Elsewhere, former developer turned pub owner Jon Blyth compares the games industry to the alcohol business:
Then there are the people who say Her Story, Gone Home and so on aren't "games". We've got that with Craft Beer - eye-rolling at the fizzy upstart, tutting at the genre-stretching novelty of a Chocolate Aniseed IPA, and wincing as the high price of craft beer collides hard with the preconception of craft brewers as privileged hipsters. Conservatism is ugly, whatever the size of the C. Let's just all get drunk on whatever we enjoy and make out in the toilets.
Sadly, Jessica Curry, Director and Composer of The Chinese Room, explains why she is leaving the studio behind, due to a combination of a degenerative disease and toxicity in the games industry:
On a personal level I look back at my huge contribution to the games that we’ve made and I have had to watch Dan get the credit time and time again. I’ve had journalists assuming I’m Dan’s PA, I have been referenced as “Dan Pinchbeck’s wife” in articles, publishers on first meeting have automatically assumed that my producer is my boss just because he’s a man, one magazine would only feature Dan as Studio Head and wouldn’t include me. When Dan has said “Jess is the brains of the operation” people have knowingly chuckled and cooed that it’s nice of a husband to be so kind about his wife. I don’t have enough paper to write down all of the indignities that I’ve faced.

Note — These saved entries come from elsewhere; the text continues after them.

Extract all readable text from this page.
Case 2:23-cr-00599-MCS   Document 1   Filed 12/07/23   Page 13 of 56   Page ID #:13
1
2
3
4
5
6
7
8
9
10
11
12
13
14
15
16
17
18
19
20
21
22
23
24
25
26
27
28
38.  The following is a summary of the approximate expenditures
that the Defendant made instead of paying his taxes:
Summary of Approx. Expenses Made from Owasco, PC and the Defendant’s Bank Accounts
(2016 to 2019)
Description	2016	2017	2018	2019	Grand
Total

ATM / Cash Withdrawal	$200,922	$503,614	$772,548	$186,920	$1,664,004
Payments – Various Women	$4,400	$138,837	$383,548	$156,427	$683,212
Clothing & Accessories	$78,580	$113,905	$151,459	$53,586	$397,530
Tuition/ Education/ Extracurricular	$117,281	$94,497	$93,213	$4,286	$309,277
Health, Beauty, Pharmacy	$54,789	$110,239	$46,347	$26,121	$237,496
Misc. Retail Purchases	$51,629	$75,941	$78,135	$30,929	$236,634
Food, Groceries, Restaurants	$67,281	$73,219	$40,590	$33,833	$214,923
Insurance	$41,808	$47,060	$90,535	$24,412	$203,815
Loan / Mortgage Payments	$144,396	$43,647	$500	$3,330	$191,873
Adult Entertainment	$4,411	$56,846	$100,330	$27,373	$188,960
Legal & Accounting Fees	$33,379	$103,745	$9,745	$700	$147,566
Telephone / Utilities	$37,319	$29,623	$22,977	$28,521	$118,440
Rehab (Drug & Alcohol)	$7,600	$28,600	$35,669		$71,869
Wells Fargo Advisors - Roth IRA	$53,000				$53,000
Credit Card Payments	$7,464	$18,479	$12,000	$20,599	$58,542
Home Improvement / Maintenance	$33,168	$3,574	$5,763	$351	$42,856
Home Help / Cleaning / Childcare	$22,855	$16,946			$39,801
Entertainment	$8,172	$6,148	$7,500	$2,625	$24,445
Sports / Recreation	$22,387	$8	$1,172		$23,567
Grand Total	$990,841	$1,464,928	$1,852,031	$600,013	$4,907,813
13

From the Expert Blogs of Gamasutra, Shaun Leach discusses trust, accountability and the concept of creating a ”strong ownership model." Creators need platforms to get their games into the hands of players, but as David Gallant is experiencing with his creation I Get This Call Every Day, that is difficult to do when the marketplace your game is on is in the midst of a collapse:
Unlike almost every other storefront I have used thus far, Desura decided to completely anonymize customer data ... If I had access to those addresses, I could very easily migrate those customers over to Humble or itch.io and ensure that they retain access to their purchases and future updates. But I don't.
Finally, a couple pieces tackling a very serious subject: racism. Go Make Me a Sandwich's wundergeek recently posted about “cringe-inducingly racist” games that actually find funding on Kickstarter. It’s not pretty. In a similar vein, the good folks at Not Your Mama's Gamer have recently launched the first video in their series on race and representation: The Invisibility Blues.